Show Me the Body @ Empire Garage
Calling this trio of NYC punks confrontational would be an understatement. All rage, noise and aggression, the band followed a performance by Mastodon and somehow only amplified the crowd’s energy. Frontman Julian Cashwan Pratt urged the audience to forge the barricade and rush the stage, much to the chagrin of security. (He would later get on the mic to graciously tell security not to confuse a mosh pit of fans with the potential for a fight.
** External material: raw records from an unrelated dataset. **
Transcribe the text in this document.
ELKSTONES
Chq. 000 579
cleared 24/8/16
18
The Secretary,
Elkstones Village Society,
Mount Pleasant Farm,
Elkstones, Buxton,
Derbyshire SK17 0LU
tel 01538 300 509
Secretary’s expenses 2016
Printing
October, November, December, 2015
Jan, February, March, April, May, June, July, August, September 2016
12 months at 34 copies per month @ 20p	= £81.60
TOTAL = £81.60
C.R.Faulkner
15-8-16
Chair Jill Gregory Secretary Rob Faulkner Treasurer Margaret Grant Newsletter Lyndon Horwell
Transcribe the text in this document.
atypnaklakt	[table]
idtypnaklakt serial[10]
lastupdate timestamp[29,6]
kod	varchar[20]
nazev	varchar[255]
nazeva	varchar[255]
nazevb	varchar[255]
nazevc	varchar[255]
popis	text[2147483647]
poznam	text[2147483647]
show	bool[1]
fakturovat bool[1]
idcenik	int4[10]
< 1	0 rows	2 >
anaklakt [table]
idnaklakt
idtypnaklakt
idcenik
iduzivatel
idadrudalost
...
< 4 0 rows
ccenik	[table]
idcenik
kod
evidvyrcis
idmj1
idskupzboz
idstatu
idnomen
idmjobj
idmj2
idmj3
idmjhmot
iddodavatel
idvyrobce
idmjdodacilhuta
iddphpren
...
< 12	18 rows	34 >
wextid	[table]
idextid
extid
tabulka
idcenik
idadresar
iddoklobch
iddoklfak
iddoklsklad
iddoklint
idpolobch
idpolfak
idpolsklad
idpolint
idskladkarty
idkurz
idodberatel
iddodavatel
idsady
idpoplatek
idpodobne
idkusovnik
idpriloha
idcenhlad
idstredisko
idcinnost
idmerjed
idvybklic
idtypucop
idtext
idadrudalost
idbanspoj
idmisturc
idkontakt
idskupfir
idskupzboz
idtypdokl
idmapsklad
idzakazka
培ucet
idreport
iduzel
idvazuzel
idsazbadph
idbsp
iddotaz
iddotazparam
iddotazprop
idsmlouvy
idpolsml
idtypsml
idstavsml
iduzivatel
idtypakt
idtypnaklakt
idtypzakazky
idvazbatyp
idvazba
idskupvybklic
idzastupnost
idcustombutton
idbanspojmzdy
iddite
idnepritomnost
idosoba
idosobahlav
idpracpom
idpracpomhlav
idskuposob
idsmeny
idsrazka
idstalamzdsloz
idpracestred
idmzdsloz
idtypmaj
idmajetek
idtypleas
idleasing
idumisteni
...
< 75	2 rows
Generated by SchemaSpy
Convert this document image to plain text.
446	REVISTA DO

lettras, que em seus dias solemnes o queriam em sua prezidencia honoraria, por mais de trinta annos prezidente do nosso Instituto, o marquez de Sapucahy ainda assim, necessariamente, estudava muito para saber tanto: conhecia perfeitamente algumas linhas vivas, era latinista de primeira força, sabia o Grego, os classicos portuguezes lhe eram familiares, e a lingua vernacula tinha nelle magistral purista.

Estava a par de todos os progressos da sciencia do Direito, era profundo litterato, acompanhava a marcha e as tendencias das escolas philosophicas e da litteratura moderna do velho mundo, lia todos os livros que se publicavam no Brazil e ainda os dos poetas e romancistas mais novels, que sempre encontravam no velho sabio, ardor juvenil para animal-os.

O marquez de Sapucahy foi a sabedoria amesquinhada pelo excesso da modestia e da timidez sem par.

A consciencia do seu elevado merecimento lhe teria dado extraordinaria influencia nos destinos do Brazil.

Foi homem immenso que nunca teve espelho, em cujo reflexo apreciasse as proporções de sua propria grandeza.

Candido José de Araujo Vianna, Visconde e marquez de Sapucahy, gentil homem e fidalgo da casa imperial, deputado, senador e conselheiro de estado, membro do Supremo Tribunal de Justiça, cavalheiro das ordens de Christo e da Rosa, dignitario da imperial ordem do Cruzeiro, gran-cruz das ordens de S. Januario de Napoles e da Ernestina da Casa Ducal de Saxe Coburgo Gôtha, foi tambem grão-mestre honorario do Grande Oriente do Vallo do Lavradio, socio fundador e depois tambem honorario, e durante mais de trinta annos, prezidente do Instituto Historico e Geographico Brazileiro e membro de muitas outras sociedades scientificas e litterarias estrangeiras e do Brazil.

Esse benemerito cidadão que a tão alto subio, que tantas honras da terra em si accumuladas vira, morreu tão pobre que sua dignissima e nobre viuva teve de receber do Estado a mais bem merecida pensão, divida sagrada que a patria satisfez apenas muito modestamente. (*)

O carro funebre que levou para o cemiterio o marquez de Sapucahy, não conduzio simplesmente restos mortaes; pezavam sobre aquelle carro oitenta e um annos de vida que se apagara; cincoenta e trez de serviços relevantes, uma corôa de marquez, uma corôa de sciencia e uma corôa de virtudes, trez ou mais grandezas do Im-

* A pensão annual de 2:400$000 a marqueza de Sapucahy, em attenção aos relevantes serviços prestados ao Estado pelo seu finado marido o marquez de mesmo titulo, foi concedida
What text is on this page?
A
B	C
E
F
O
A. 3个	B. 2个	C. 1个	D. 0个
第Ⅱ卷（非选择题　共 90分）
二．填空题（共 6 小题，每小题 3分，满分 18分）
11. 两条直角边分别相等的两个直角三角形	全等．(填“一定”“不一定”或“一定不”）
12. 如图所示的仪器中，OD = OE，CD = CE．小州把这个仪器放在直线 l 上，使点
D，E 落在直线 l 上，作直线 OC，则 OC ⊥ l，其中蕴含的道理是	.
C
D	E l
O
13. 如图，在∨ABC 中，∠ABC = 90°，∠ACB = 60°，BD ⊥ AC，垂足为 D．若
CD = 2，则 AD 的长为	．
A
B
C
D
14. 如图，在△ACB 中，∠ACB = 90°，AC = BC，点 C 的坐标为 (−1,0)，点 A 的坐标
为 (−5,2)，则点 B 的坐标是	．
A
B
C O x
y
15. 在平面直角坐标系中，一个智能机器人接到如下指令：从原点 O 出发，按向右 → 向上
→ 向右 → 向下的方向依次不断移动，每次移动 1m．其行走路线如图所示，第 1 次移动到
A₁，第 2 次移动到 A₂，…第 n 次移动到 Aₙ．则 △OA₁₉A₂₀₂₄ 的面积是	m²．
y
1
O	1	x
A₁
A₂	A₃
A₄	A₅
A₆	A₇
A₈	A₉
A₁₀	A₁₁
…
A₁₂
And security went ahead and joined in on the fun themselves.) He even broke out a banjo, on which he conjured violent distorted riffs–the barrage of drums and charisma on stage was enough to pull everyone unabashedly in, including Lizzo who came and raged front-and-center.
Priests @ Cheer Up Charlie’s and a Secret Show
Priests played two shows within the course three hours last night—an unofficial backyard gig followed by an official and branded showcase a Cheer Up Charlie’s. The contrast between the two inherently pushed a major contradiction to the forefront: Is anti-capitalism protest really anti-capitalism protest if it’s done in front of a Union Square McDonald’s? But for Priests—a quartet whose sounds draw from an alternate reality where the Pixies made an anti-fascist manifesto between Doolittle and Bossanova—the punk rhetoric still holds up.
“We played a lot of unofficial shows but who fucking cares?” said frontwoman Katie Alice Greer in one of the quips that she sprinkled throughout the Cheer Up Charlie’s set. This outfit performs in a way that makes the rebellion feel naturalistic to them, their musicianship in-sync and parallel to their individualism. (As they performed “Pink White House,” Greer went full-rage while G.L. Jaguar gyrated with the rhythm.) The result was momentous, enthralling the audience enough to take those Apple logos out of the air.